Hasta aquí nada particular: una conocida fantasía
principalmente femenina y gay. Lo meritorio es que esa especialista en
las vanguardias puso manos a la obra (es un decir), y logró convertir
en realidad sus sueños (llegó a ser penetrada en una sola
acostada por unos cincuenta desconocidos) y escribió la historia
de sus peculiares placeres, incluido el goce de sentir su cosa completamente
entumecida.
Con todos mis reconocimientos por los resultados deportivo-eróticos
de la autora, me pregunto, ¿qué hay en su libro que no haya
ofrecido la literatura erótica francesa en los últimos dos
siglos? La respuesta es: la promesa de que no es literatura. Naturalmente,
eso no es así. Por más que ella prometiera contar la verdad,
el tratamiento es absolutamente ficcional y la descripción de esas
aparatosas copulaciones multitudinarias es artísticamente ascéptica
y depurada. No hay asomo de violencia ni peligro de enfermedades o de
embarazos, pero tampoco huella de condones. Como en las más baratas
películas porno, los chorros y el chapoteo tienen aquí suma
importancia. En la maliciosa novela Las partículas elementales
de su compatriota Houellebecq la descripción de orgías parece
más realista que en la escritura testimonial de Catherine M.
Pero todo eso no importa. Su lectura resulta hipnótica
porque es la historia de alguien que existe y a la que podemos ver y conocer.
Esa relación con lo real significa su auténtico morbo, su
verdadera conexión con la época. Y, precisamente, en su
calidad de reality show pertenece al campo de la ficción, de lo
virtual. Por eso, y a pesar de lo increíblemente escabroso de lo
narrado, todo aquí es prefabricado y absolutamente controlado,
todo lo contrario de una aventura. Y éste es el punto en el que
el particularismo orgiástico de Catherine Millet se relaciona con
el exhibicionismo general.
La nueva sexualidad es, entonces, democráticamente
masiva y consumista, favorece la pasividad y necesita utilizar la realidad
como referente; huye del riesgo y procura tener todo bajo su control;
está en el lado opuesto de la aventura y le resbala la seducción.
La diferencia entre el seductor o aventurero y el consumidor de la nueva
sexualidad es la misma que hay entre el artista y el reproductor de obras
artísticas, o entre el viajero y el turista.
El turismo (sea tradicional, sexual o político)

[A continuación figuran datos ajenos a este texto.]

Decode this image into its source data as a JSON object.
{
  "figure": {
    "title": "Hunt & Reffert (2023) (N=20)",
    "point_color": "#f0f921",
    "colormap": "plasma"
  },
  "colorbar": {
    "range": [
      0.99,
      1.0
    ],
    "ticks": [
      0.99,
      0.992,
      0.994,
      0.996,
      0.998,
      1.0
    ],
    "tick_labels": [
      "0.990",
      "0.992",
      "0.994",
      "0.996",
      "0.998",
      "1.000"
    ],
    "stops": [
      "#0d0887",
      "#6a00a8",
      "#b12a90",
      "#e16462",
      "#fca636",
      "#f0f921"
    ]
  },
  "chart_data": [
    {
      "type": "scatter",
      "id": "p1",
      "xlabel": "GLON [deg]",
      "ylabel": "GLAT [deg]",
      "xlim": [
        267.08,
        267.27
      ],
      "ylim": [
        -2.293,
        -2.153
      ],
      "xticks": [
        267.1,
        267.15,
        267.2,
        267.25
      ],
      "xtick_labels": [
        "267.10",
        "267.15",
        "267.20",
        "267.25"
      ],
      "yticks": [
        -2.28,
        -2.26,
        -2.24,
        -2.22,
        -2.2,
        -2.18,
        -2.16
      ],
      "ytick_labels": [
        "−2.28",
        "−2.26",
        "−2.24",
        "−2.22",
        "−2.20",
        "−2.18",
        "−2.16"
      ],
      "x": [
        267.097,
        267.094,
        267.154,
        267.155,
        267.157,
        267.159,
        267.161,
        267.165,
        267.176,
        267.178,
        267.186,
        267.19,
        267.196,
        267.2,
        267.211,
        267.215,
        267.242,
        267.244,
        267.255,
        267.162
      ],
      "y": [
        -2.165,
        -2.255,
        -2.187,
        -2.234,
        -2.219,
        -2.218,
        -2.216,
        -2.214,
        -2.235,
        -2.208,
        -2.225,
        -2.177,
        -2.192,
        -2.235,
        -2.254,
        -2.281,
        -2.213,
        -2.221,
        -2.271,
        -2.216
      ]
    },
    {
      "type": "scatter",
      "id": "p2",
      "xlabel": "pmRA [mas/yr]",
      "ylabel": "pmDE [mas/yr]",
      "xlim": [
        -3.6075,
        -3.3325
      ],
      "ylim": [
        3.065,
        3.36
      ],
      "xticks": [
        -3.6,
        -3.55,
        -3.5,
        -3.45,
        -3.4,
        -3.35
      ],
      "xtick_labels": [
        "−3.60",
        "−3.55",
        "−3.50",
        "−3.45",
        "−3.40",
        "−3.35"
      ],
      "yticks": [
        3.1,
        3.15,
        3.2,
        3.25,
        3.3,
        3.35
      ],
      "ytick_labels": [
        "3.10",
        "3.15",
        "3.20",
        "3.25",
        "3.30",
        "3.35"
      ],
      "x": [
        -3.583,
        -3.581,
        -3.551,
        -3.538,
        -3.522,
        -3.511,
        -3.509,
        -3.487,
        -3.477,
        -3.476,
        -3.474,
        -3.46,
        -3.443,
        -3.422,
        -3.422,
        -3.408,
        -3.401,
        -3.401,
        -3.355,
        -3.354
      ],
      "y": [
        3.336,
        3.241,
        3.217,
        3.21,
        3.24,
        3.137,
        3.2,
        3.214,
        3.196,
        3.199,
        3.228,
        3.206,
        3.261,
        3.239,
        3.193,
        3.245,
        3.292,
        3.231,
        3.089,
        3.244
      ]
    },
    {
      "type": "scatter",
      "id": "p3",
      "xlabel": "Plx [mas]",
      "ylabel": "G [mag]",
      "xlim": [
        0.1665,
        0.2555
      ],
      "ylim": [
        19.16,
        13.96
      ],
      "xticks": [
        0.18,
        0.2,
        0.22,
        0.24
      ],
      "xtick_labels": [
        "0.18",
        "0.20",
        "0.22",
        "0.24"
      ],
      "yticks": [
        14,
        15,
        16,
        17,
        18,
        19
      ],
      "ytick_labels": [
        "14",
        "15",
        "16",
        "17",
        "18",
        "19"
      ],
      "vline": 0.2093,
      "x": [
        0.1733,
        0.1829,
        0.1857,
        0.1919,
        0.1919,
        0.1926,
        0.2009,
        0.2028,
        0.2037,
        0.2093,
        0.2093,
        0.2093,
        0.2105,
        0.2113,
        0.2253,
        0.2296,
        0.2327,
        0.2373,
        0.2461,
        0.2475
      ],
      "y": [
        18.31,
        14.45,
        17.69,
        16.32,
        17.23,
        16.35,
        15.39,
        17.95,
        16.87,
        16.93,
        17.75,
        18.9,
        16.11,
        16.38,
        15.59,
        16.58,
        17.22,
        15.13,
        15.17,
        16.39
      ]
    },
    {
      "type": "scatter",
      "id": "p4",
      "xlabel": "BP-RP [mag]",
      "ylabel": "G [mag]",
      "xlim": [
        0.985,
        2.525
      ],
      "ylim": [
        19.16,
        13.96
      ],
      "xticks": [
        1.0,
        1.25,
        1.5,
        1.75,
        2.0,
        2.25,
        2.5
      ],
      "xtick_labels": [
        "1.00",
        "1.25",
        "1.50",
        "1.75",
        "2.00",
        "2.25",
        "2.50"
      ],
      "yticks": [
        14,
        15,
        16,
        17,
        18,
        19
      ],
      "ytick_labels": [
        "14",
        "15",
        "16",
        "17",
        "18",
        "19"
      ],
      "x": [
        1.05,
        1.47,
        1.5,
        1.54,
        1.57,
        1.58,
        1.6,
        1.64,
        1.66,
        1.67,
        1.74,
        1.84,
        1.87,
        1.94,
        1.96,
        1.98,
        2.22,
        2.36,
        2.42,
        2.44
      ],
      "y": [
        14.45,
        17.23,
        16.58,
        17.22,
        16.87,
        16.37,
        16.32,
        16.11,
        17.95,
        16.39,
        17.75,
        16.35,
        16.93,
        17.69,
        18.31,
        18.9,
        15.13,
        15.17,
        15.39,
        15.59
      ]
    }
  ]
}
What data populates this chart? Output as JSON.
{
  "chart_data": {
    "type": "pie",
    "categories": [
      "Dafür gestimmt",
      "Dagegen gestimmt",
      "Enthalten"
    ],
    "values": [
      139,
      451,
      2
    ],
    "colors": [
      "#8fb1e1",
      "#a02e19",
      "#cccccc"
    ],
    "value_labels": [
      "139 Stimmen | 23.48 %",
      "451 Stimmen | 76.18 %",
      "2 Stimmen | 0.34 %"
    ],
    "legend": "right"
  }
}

es un concepto clave para comprender nuestra época. Ahí
también juega un papel decidido la realidad como pretexto; la aventura
es prefabricada, masiva y controlada; no exige méritos propios
y no es nada personal. Es de todos y es de nadie. Para ilustrar la diferencia
radical entre la nueva sexualidad y la de la vieja escuela, mitteleuropea
o no, nada mejor que dirigirse a Milan Kundera. En La insoportable levedad
del ser hay una reflexión sobre las compulsivas conquistas eróticas
de su protagonista:
"No está obsesionado por las mujeres, está
obsesionado por lo que hay en cada una de ellas de inimaginable, en otras
palabras, está obsesionado por esa millonésima diferencial
que distingue a una mujer de las demás mujeres."

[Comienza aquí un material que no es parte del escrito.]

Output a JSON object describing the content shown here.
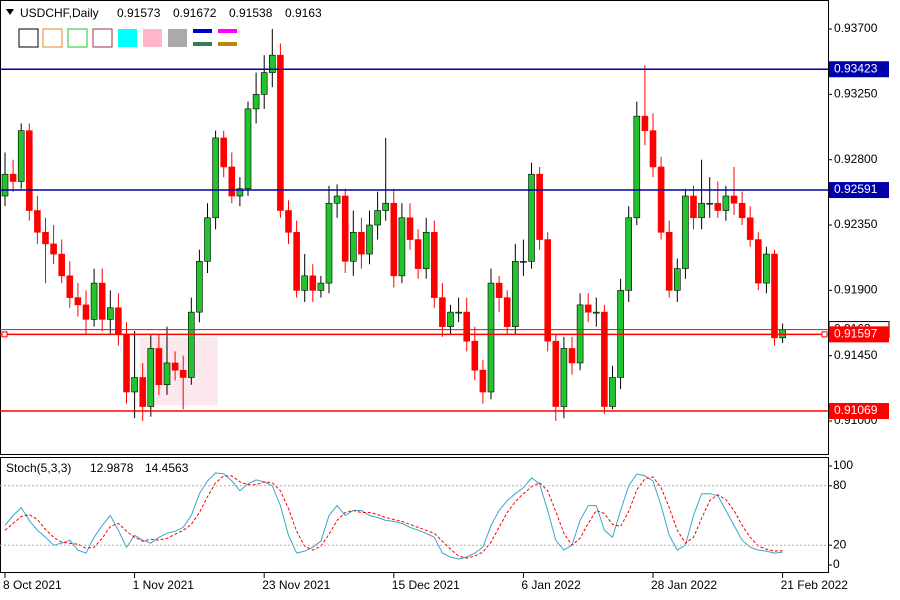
{
  "chart_data": {
    "type": "candlestick",
    "symbol": "USDCHF,Daily",
    "up_color": "#22c32e",
    "down_color": "#ff0000",
    "categories": [
      "8 Oct 2021",
      null,
      null,
      null,
      null,
      null,
      null,
      null,
      null,
      null,
      null,
      null,
      null,
      null,
      null,
      null,
      "1 Nov 2021",
      null,
      null,
      null,
      null,
      null,
      null,
      null,
      null,
      null,
      null,
      null,
      null,
      null,
      null,
      null,
      "23 Nov 2021",
      null,
      null,
      null,
      null,
      null,
      null,
      null,
      null,
      null,
      null,
      null,
      null,
      null,
      null,
      null,
      "15 Dec 2021",
      null,
      null,
      null,
      null,
      null,
      null,
      null,
      null,
      null,
      null,
      null,
      null,
      null,
      null,
      null,
      "6 Jan 2022",
      null,
      null,
      null,
      null,
      null,
      null,
      null,
      null,
      null,
      null,
      null,
      null,
      null,
      null,
      null,
      "28 Jan 2022",
      null,
      null,
      null,
      null,
      null,
      null,
      null,
      null,
      null,
      null,
      null,
      null,
      null,
      null,
      null,
      "21 Feb 2022"
    ],
    "open": [
      0.9255,
      0.927,
      0.9265,
      0.93,
      0.9245,
      0.923,
      0.9222,
      0.9215,
      0.92,
      0.9185,
      0.918,
      0.917,
      0.9195,
      0.917,
      0.9178,
      0.916,
      0.912,
      0.913,
      0.911,
      0.915,
      0.9125,
      0.914,
      0.9135,
      0.913,
      0.9175,
      0.921,
      0.924,
      0.9295,
      0.9275,
      0.9255,
      0.926,
      0.9315,
      0.9325,
      0.934,
      0.9352,
      0.9245,
      0.923,
      0.919,
      0.92,
      0.919,
      0.9195,
      0.925,
      0.9255,
      0.921,
      0.923,
      0.9215,
      0.9235,
      0.9245,
      0.925,
      0.92,
      0.924,
      0.9225,
      0.9205,
      0.923,
      0.9185,
      0.9165,
      0.9175,
      0.9175,
      0.9155,
      0.9135,
      0.912,
      0.9195,
      0.9185,
      0.9165,
      0.921,
      0.921,
      0.927,
      0.9225,
      0.9155,
      0.911,
      0.915,
      0.914,
      0.918,
      0.9175,
      0.9175,
      0.911,
      0.913,
      0.919,
      0.924,
      0.931,
      0.93,
      0.9275,
      0.923,
      0.919,
      0.9205,
      0.9255,
      0.924,
      0.925,
      0.925,
      0.9245,
      0.9255,
      0.925,
      0.924,
      0.9225,
      0.9195,
      0.9215,
      0.91573
    ],
    "high": [
      0.9285,
      0.928,
      0.9305,
      0.9305,
      0.9255,
      0.924,
      0.9235,
      0.9225,
      0.921,
      0.9195,
      0.919,
      0.9205,
      0.9205,
      0.919,
      0.9188,
      0.9168,
      0.9162,
      0.914,
      0.916,
      0.916,
      0.9165,
      0.9148,
      0.9145,
      0.9185,
      0.9218,
      0.925,
      0.93,
      0.93,
      0.9285,
      0.9268,
      0.932,
      0.934,
      0.9352,
      0.937,
      0.936,
      0.9252,
      0.9238,
      0.9215,
      0.9208,
      0.92,
      0.9262,
      0.9263,
      0.926,
      0.9245,
      0.924,
      0.9245,
      0.9258,
      0.9295,
      0.926,
      0.925,
      0.925,
      0.9232,
      0.924,
      0.9238,
      0.9195,
      0.918,
      0.9185,
      0.9185,
      0.9165,
      0.9142,
      0.9205,
      0.92,
      0.919,
      0.9222,
      0.9225,
      0.9278,
      0.9275,
      0.923,
      0.916,
      0.9158,
      0.9158,
      0.9188,
      0.9188,
      0.9185,
      0.918,
      0.9138,
      0.9198,
      0.9248,
      0.932,
      0.9345,
      0.9312,
      0.9282,
      0.9238,
      0.9212,
      0.926,
      0.9262,
      0.928,
      0.9268,
      0.9265,
      0.9262,
      0.9275,
      0.9258,
      0.9248,
      0.923,
      0.922,
      0.9218,
      0.91672
    ],
    "low": [
      0.9248,
      0.9258,
      0.926,
      0.9238,
      0.9222,
      0.9195,
      0.9208,
      0.9195,
      0.9178,
      0.9172,
      0.916,
      0.9165,
      0.9162,
      0.916,
      0.9152,
      0.9112,
      0.9102,
      0.91,
      0.9103,
      0.9118,
      0.9118,
      0.9128,
      0.9108,
      0.9125,
      0.9168,
      0.9202,
      0.9232,
      0.9268,
      0.925,
      0.9248,
      0.9255,
      0.9305,
      0.9315,
      0.933,
      0.924,
      0.9222,
      0.9185,
      0.9182,
      0.9182,
      0.9185,
      0.9188,
      0.924,
      0.9202,
      0.92,
      0.9205,
      0.9208,
      0.9225,
      0.9238,
      0.9192,
      0.9195,
      0.9218,
      0.9198,
      0.9198,
      0.9178,
      0.9158,
      0.916,
      0.9168,
      0.9148,
      0.9128,
      0.9112,
      0.9115,
      0.9175,
      0.916,
      0.916,
      0.92,
      0.9205,
      0.9218,
      0.9148,
      0.91,
      0.9102,
      0.9132,
      0.9135,
      0.9168,
      0.9165,
      0.9105,
      0.9108,
      0.9122,
      0.9182,
      0.9235,
      0.929,
      0.9268,
      0.9225,
      0.9185,
      0.9182,
      0.9198,
      0.9232,
      0.9232,
      0.924,
      0.924,
      0.9238,
      0.9242,
      0.9235,
      0.922,
      0.919,
      0.9188,
      0.9152,
      0.91538
    ],
    "close": [
      0.927,
      0.9265,
      0.93,
      0.9245,
      0.923,
      0.9222,
      0.9215,
      0.92,
      0.9185,
      0.918,
      0.917,
      0.9195,
      0.917,
      0.9178,
      0.916,
      0.912,
      0.913,
      0.911,
      0.915,
      0.9125,
      0.914,
      0.9135,
      0.913,
      0.9175,
      0.921,
      0.924,
      0.9295,
      0.9275,
      0.9255,
      0.926,
      0.9315,
      0.9325,
      0.934,
      0.9352,
      0.9245,
      0.923,
      0.919,
      0.92,
      0.919,
      0.9195,
      0.925,
      0.9255,
      0.921,
      0.923,
      0.9215,
      0.9235,
      0.9245,
      0.925,
      0.92,
      0.924,
      0.9225,
      0.9205,
      0.923,
      0.9185,
      0.9165,
      0.9175,
      0.9175,
      0.9155,
      0.9135,
      0.912,
      0.9195,
      0.9185,
      0.9165,
      0.921,
      0.921,
      0.927,
      0.9225,
      0.9155,
      0.911,
      0.915,
      0.914,
      0.918,
      0.9175,
      0.9175,
      0.911,
      0.913,
      0.919,
      0.924,
      0.931,
      0.93,
      0.9275,
      0.923,
      0.919,
      0.9205,
      0.9255,
      0.924,
      0.925,
      0.925,
      0.9245,
      0.9255,
      0.925,
      0.924,
      0.9225,
      0.9195,
      0.9215,
      0.91573,
      0.9163
    ],
    "ylim": [
      0.90766,
      0.939
    ],
    "yticks": [
      {
        "value": 0.937,
        "label": "0.93700"
      },
      {
        "value": 0.9325,
        "label": "0.93250"
      },
      {
        "value": 0.928,
        "label": "0.92800"
      },
      {
        "value": 0.9235,
        "label": "0.92350"
      },
      {
        "value": 0.919,
        "label": "0.91900"
      },
      {
        "value": 0.9145,
        "label": "0.91450"
      },
      {
        "value": 0.91,
        "label": "0.91000"
      }
    ],
    "levels": [
      {
        "value": 0.93423,
        "color": "#0000aa"
      },
      {
        "value": 0.92591,
        "color": "#0000aa"
      },
      {
        "value": 0.91597,
        "color": "#ff0000"
      },
      {
        "value": 0.91069,
        "color": "#ff0000"
      }
    ],
    "indicator": {
      "type": "line",
      "title": "Stoch(5,3,3)",
      "ylim": [
        -8.1,
        109.1
      ],
      "yticks": [
        100,
        80,
        20,
        0
      ],
      "grid_levels": [
        80,
        20
      ],
      "series": [
        {
          "color": "#3aa6c8",
          "dashed": false,
          "values": [
            40,
            50,
            58,
            45,
            35,
            28,
            20,
            22,
            25,
            15,
            12,
            28,
            40,
            50,
            35,
            18,
            30,
            25,
            22,
            28,
            32,
            34,
            38,
            50,
            72,
            85,
            93,
            92,
            85,
            75,
            82,
            86,
            84,
            80,
            60,
            30,
            12,
            14,
            18,
            24,
            50,
            60,
            50,
            55,
            55,
            50,
            48,
            45,
            44,
            42,
            38,
            35,
            32,
            28,
            12,
            8,
            6,
            8,
            12,
            18,
            40,
            55,
            65,
            72,
            78,
            88,
            82,
            55,
            25,
            15,
            20,
            45,
            60,
            60,
            35,
            28,
            55,
            80,
            92,
            90,
            85,
            60,
            30,
            15,
            20,
            50,
            72,
            72,
            70,
            55,
            40,
            25,
            18,
            15,
            14,
            12,
            12.9878
          ]
        },
        {
          "color": "#ff0000",
          "dashed": true,
          "values": [
            35,
            42,
            49,
            51,
            46,
            36,
            28,
            23,
            22,
            21,
            17,
            18,
            27,
            39,
            42,
            34,
            28,
            24,
            26,
            25,
            27,
            31,
            35,
            41,
            53,
            69,
            83,
            90,
            90,
            84,
            81,
            81,
            84,
            83,
            75,
            57,
            34,
            19,
            15,
            19,
            31,
            45,
            53,
            55,
            53,
            53,
            51,
            48,
            46,
            44,
            41,
            38,
            35,
            32,
            24,
            16,
            9,
            7,
            9,
            13,
            23,
            38,
            53,
            64,
            72,
            79,
            83,
            75,
            54,
            32,
            20,
            27,
            42,
            55,
            52,
            41,
            39,
            54,
            76,
            87,
            89,
            78,
            58,
            35,
            22,
            28,
            47,
            65,
            71,
            66,
            55,
            40,
            28,
            19,
            16,
            14,
            14.4563
          ]
        }
      ]
    }
  }
}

Y ¿por qué buscar en el sexo esa diferencia
que puede encontrarse en tantas otras cosas? Kundera lo justifica así:
"Únicamente en la sexualidad la millonésima diferencial
aparece como algo extraordinario, porque no está al alcance del
público y es necesario conquistarla."
Para Kundera, el sexo es un espacio de libertad. Pero
claro, él concibió esa teoría desde la perspectiva
de una sociedad totalitaria. Como nosotros vivimos en sociedades democráticas,
tampoco le vamos a dar un uso social a nuestra libido.